Quite often a client will come to us with an idea of what they want to do, physically. A proposed solution, if you like. The vast majority of the time, that’s completely valid. We can action this pre-disclosed solution, but more often than not we can add additional value to a project by understanding the motivation; by asking “Why?”.

Let’s chat about a recent project we completed for Organix, who approached us about creating a selection of graphics to go on the walls around their office. They’d just updated their packaging (award winning, fyi) and had some top level brand updates completed and they wanted to celebrate this. You guessed it, we asked “Why?”. And here’s a demonstration of how ‘why?’ is so effective.

From that simple dialogue we were able to ascertain the brief was actually two-fold. Making staff happy. Making visitors ‘buy in’ to the brand. Because both of these outcomes have a positive impact on the business. The constraints of the brief were a large office space and a desire to showcase their latest brand work.

We identified that for visitors the visiting experience was sometimes confusing and could be clearer, so it turned into a signage and wayfinding project too. We found that just writing values on the walls could be more engaging, so we created various magnetic spaces to encourage interaction and add multi-use functionality to each space – plus, who doesn’t like spelling out rude words with fridge magnets? We explored the idea of play and how we are more likely to be discouraged by society to engage with this in adulthood, but by making things oversized and making the staff member or visitor feel physically small we could encourage them to feel more like child-like and become more playful. Play drives innovation. We also found there was a gap in the visual language that was needed to join up the physical pack re-design and the brand values work. Ultimately, we added more value and we did this by asking one simple question, “Why?”.

So, mum and dad, that’s half my job... I’m still that annoying little boy that keeps asking “Why?” even when you think you’ve answered the question a dozen times. The difference is now, I get paid for that. From our business standpoint, it forms a lot of the ‘Clever’ in Pretty Clever.

The other half of my job? Physical output. With the answers from our questioning, we create physical things and experiences.

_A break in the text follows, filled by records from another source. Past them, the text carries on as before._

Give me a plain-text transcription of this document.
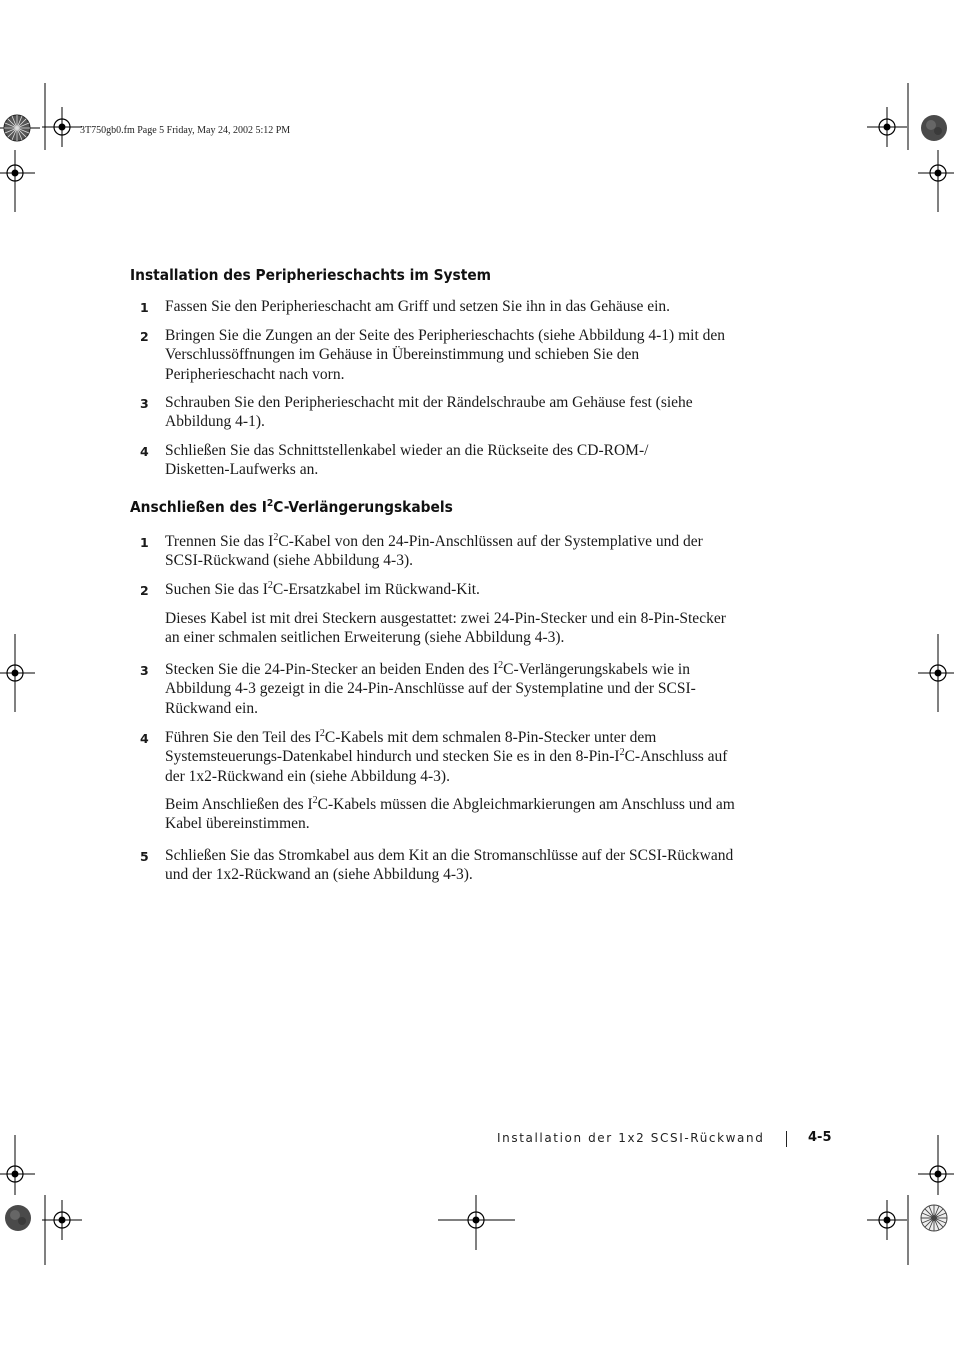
3T750gb0.fm Page 5 Friday, May 24, 2002 5:12 PM
Installation des Peripherieschachts im System
1 Fassen Sie den Peripherieschacht am Griff und setzen Sie ihn in das Gehäuse ein.
2 Bringen Sie die Zungen an der Seite des Peripherieschachts (siehe Abbildung 4-1) mit den Verschlussöffnungen im Gehäuse in Übereinstimmung und schieben Sie den Peripherieschacht nach vorn.
3 Schrauben Sie den Peripherieschacht mit der Rändelschraube am Gehäuse fest (siehe Abbildung 4-1).
4 Schließen Sie das Schnittstellenkabel wieder an die Rückseite des CD-ROM-/
Disketten-Laufwerks an.
Anschließen des $I^2C$-Verlängerungskabels
1 Trennen Sie das $I^2C$-Kabel von den 24-Pin-Anschlüssen auf der Systemplative und der SCSI-Rückwand (siehe Abbildung 4-3).
2 Suchen Sie das $I^2C$-Ersatzkabel im Rückwand-Kit.
Dieses Kabel ist mit drei Steckern ausgestattet: zwei 24-Pin-Stecker und ein 8-Pin-Stecker an einer schmalen seitlichen Erweiterung (siehe Abbildung 4-3).
3 Stecken Sie die 24-Pin-Stecker an beiden Enden des $I^2C$-Verlängerungskabels wie in Abbildung 4-3 gezeigt in die 24-Pin-Anschlüsse auf der Systemplatine und der SCSI-Rückwand ein.
4 Führen Sie den Teil des $I^2C$-Kabels mit dem schmalen 8-Pin-Stecker unter dem Systemsteuerungs-Datenkabel hindurch und stecken Sie es in den $8-Pin-I^2C$-Anschluss auf der 1x2-Rückwand ein (siehe Abbildung 4-3).
Beim Anschließen des $I^2C$-Kabels müssen die Abgleichmarkierungen am Anschluss und am Kabel übereinstimmen.
5 Schließen Sie das Stromkabel aus dem Kit an die Stromanschlüsse auf der SCSI-Rückwand und der 1x2-Rückwand an (siehe Abbildung 4-3).
Installation der 1x2 SCSI-Rückwand	4-5
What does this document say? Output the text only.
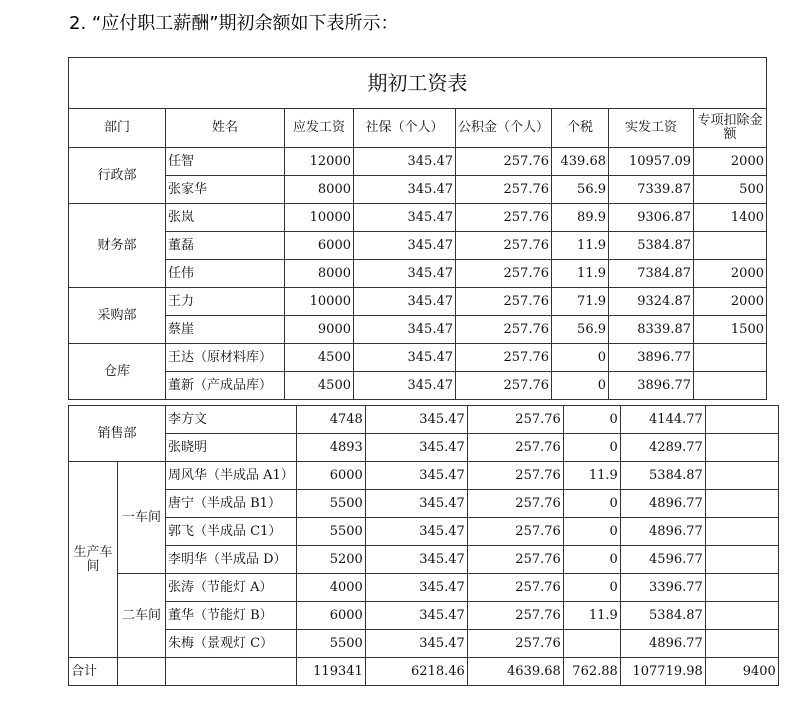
2. “应付职工薪酬”期初余额如下表所示：
期初工资表							
部门	姓名	应发工资	社保（个人）	公积金（个人）	个税	实发工资	专项扣除金额
行政部	任智	12000	345.47	257.76	439.68	10957.09	2000
	张家华	8000	345.47	257.76	56.9	7339.87	500
财务部	张岚	10000	345.47	257.76	89.9	9306.87	1400
	董磊	6000	345.47	257.76	11.9	5384.87	
	任伟	8000	345.47	257.76	11.9	7384.87	2000
采购部	王力	10000	345.47	257.76	71.9	9324.87	2000
	蔡崖	9000	345.47	257.76	56.9	8339.87	1500
仓库	王达（原材料库）	4500	345.47	257.76	0	3896.77	
	董新（产成品库）	4500	345.47	257.76	0	3896.77	
销售部		李方文	4748	345.47	257.76	0	4144.77	
		张晓明	4893	345.47	257.76	0	4289.77	
生产车间	一车间	周风华（半成品 A1）	6000	345.47	257.76	11.9	5384.87	
		唐宁（半成品 B1）	5500	345.47	257.76	0	4896.77	
		郭飞（半成品 C1）	5500	345.47	257.76	0	4896.77	
		李明华（半成品 D）	5200	345.47	257.76	0	4596.77	
	二车间	张涛（节能灯 A）	4000	345.47	257.76	0	3396.77	
		董华（节能灯 B）	6000	345.47	257.76	11.9	5384.87	
		朱梅（景观灯 C）	5500	345.47	257.76		4896.77	
合计			119341	6218.46	4639.68	762.88	107719.98	9400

We start this process by researching other sectors and solutions to similar problems, visually and emotionally. It’s finding visual connections between the answers to ‘why’ and the elements of Michael’s ‘A-B-C’ model. It’s identifying or reaffirming who ‘A’ and ‘B’ actually are. It’s looking at things like how we can use colour, or lack thereof, to conjure an emotional response. It’s empathy through typography. It’s choosing the right materials. It’s moodboards. It’s touch, smell, taste, sight and sound.

It’s the translation of all of that ‘stuff’ into pretty things. The traditional things a design studio might output. It’s the printed comms, the logos, the visual identity systems, the appropriate UX and UI for a digital platform (ok, so we’re going to need to have another conversation about some of these other things at a later date). It’s the bit that most people see. The tangible. It’s a lot of the ‘Pretty’ in Pretty Clever, but also with some more ‘Clever’ thrown in.

So, Mum and Dad, that is what we do. That is how I spend a lot of my time. It’s how we at Pretty Clever add value to the design process. We explore our fascination in the physical and emotional reaction to communication. And then we create ‘stuff’ that replicates or represents that. Yes, like posters and leaflets and logos and websites. And if that sounds too wanky for you, you can always just tell people I colour stuff in for a living.